Report: U.N. Commits Human Rights Abuses Against Its Staff

This article is from the archive of The New York Sun before the launch of its new website in 2022. The Sun has neither altered nor updated such articles but will seek to correct any errors, mis-categorizations or other problems introduced during transfer.

The New York Sun

UNITED NATIONS – Far from a beacon of justice to the countries of the world, the United Nations is “in breach of its own human rights standards because of the unfair way it treats its own employees,” according to a report due to be released today by an independent panel of three international jurists hired by Turtle Bay’s Staff Union to investigate the United Nations’s internal justice system.

As the panel condemned the lack of transparency in the U.N staff complaints system, the chairman of a congressional body that may play a key role in approving American funds to refurbish the crumbling U.N. landmark building, Senator Coburn, a Republican of Oklahoma, said that before they send more money for the renovation project legislators would need to see more “transparency and sunshine” at the United Nations.

The three-man panel, headed by a British jurist who played a key role in such cases as last year’s decision to send former Argentinian dictator Pinochet to stand trial in his homeland, Justice Geoffrey Robertson, was appointed after U.N. staffers repeatedly complained about abuse by their superiors in the organization and the lack of accountable bodies in which to air their grievances.

“It was an eye opener,” Mr. Robertson told The New York Sun yesterday. Describing a system where everything is conducted “under wraps and in secret,” he said justice is all but impossible for Turtle Bay employees. The existing structure “is a sclerotic system that dates back to the League of Nations,” he said, adding he doubted it could be reformed under the current leadership of Secretary-General Annan.

“Reform has been on the U.N. agenda for over a decade, and there must be a real question over management resolve to progress it,” the report said, recommending that the General Assembly reconvenes in three years, under new leadership, reviving the attempt to promote reform ideas raised last year at a Turtle Bay summit of heads of state.

Mr. Coburn, who chairs the Senate’s Subcommittee on Federal Financial Management, Government Information, and International Security, said that while he would like to see more transparency across the whole U.N. system, the main target of his visit to Turtle Bay yesterday was to inspect the plan to renovate the decaying 1950s tower on First Avenue, and assess the procurement system related to it.

For Congress to approve funds for the renovation plan it “is going to require real sunshine,” Mr. Coburn told reporters, emerging from a meeting with the under secretary general, Mark Malloch Brown. He described the session as “frank exchange of views,” a well-worn diplomatic jargon for deep disagreements.

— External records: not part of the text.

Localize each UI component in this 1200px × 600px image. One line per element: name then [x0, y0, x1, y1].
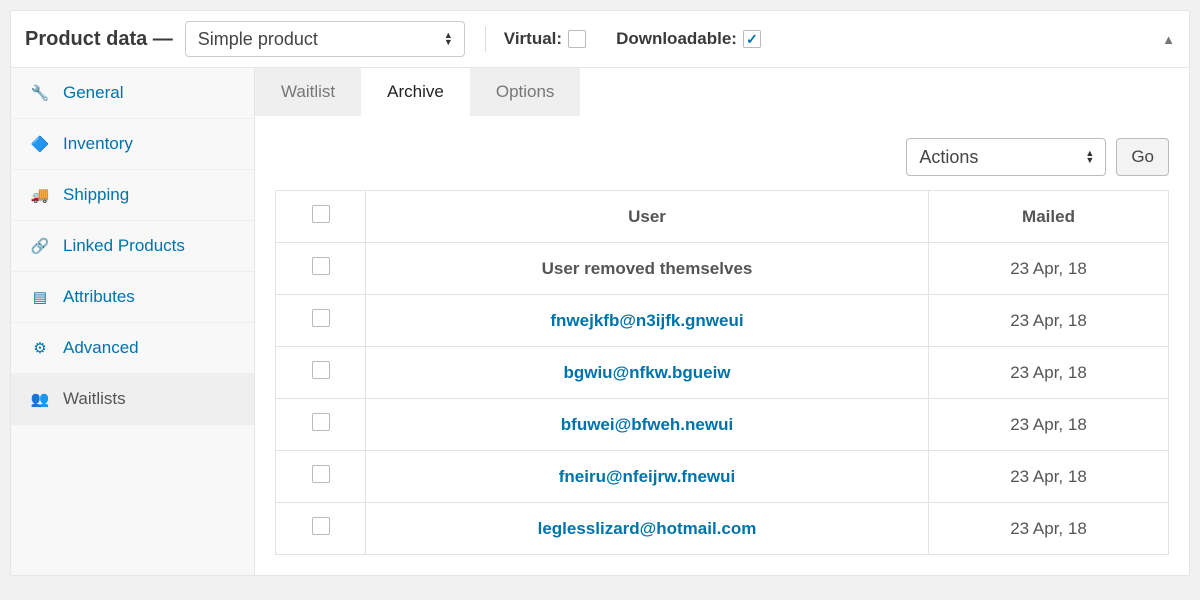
product-data-panel: Product data — Simple product ▲▼ Virtual… — [10, 10, 1190, 576]
toolbar: Actions ▲▼ Go — [255, 116, 1189, 190]
content-area: WaitlistArchiveOptions Actions ▲▼ Go — [255, 68, 1189, 575]
tag-icon: 🔷 — [29, 135, 51, 153]
row-checkbox-cell — [276, 399, 366, 451]
panel-header: Product data — Simple product ▲▼ Virtual… — [11, 11, 1189, 68]
row-checkbox[interactable] — [312, 361, 330, 379]
downloadable-label: Downloadable: — [616, 29, 737, 49]
panel-body: 🔧 General 🔷 Inventory 🚚 Shipping 🔗 Linked Produ… — [11, 68, 1189, 575]
user-cell: fneiru@nfeijrw.fnewui — [366, 451, 929, 503]
user-cell: fnwejkfb@n3ijfk.gnweui — [366, 295, 929, 347]
user-link[interactable]: bfuwei@bfweh.newui — [561, 415, 733, 434]
sidebar-item-label: Shipping — [63, 185, 129, 205]
panel-title: Product data — — [25, 28, 173, 51]
row-checkbox-cell — [276, 243, 366, 295]
virtual-label: Virtual: — [504, 29, 562, 49]
user-text: User removed themselves — [542, 259, 753, 278]
table-row: fneiru@nfeijrw.fnewui 23 Apr, 18 — [276, 451, 1169, 503]
table-row: bgwiu@nfkw.bgueiw 23 Apr, 18 — [276, 347, 1169, 399]
row-checkbox[interactable] — [312, 465, 330, 483]
tab-options[interactable]: Options — [470, 68, 581, 116]
mailed-cell: 23 Apr, 18 — [929, 503, 1169, 555]
sidebar-item-label: General — [63, 83, 123, 103]
select-all-checkbox[interactable] — [312, 205, 330, 223]
collapse-icon[interactable]: ▲ — [1162, 32, 1175, 47]
users-icon: 👥 — [29, 390, 51, 408]
tab-bar: WaitlistArchiveOptions — [255, 68, 1189, 116]
row-checkbox-cell — [276, 347, 366, 399]
mailed-cell: 23 Apr, 18 — [929, 451, 1169, 503]
list-icon: ▤ — [29, 288, 51, 306]
divider — [485, 26, 486, 52]
row-checkbox-cell — [276, 451, 366, 503]
virtual-checkbox[interactable] — [568, 30, 586, 48]
actions-select[interactable]: Actions — [906, 138, 1106, 176]
user-link[interactable]: fneiru@nfeijrw.fnewui — [559, 467, 736, 486]
sidebar-item-advanced[interactable]: ⚙ Advanced — [11, 323, 254, 374]
mailed-cell: 23 Apr, 18 — [929, 243, 1169, 295]
sidebar-item-label: Inventory — [63, 134, 133, 154]
user-link[interactable]: fnwejkfb@n3ijfk.gnweui — [550, 311, 743, 330]
header-mailed: Mailed — [929, 191, 1169, 243]
sidebar-item-general[interactable]: 🔧 General — [11, 68, 254, 119]
user-link[interactable]: leglesslizard@hotmail.com — [538, 519, 757, 538]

The meeting, planned some time ago, took place one week after a well-publicized speech in which Mr. Malloch Brown expressed doubts about the way “middle America” understands Turtle Bay, and in which he called on Bush administration officials to inform Americans better than do adversarial press bodies like Fox News and Rush Limbaugh.

“He misunderstands middle America,” Mr. Coburn told reporters after the session with the United Nations’s second in command. “We understand the value of the U.N.” he added. “Nobody in Washington does not want a U.N. We want a U.N. that’s functioning properly.”

The subcommittee Mr. Coburn heads plans a oversight hearing on June 20 in Washington into the United Nations’s so-called Capital Master Plan, the blueprint for the renovation of the crumbling building.

Last year, senators on the subcommittee held up an issue of the Sun that reported on the waste in the proposed plan, at the time estimated at $1.2 billion to execute. Since then, the plan’s projected cost has risen to $1.7 billion, and the American who headed it, Louis Frederick Reuter, has resigned in frustration.

After the United Nations spent $6 million on a design plan, the details of which were not disclosed to member states, the United Nations’s organ charged with finance, known as the Fifth Committee, recently asked member states to finance the next installment of the plan’s cost, assessed at $100.5 million. The committee, however, was unable to agree on how the funds would be spent.

The Bush administration nevertheless included a request for funding the American share of the installment – over $22 million – in its recent budget. The subcommittee’s hearing is designed to help Congress to decide whether to approve the funds or turn down the administration’s request.

Mr. Coburn said that without more information it will be difficult to approve more money. “It ain’t gonna’ fly with the American Congress,” he said. “The U.N. is going to decide what it does; the United States Senate isn’t going to decide what they do. But we are going to decide whether we are going to pay for it.”

Last week, Senator Sessions, a Republican of Alabama, and Senator Inhofe, a Republican of Oklahoma, joined Mr. Coburn in a letter to Secretary of State Rice, demanding “increased transparency and procurement reform at the United Nations before the international body embarks on an expensive and flawed plan to renovate the U.N. Headquarters complex in the high-rent district of New York City.”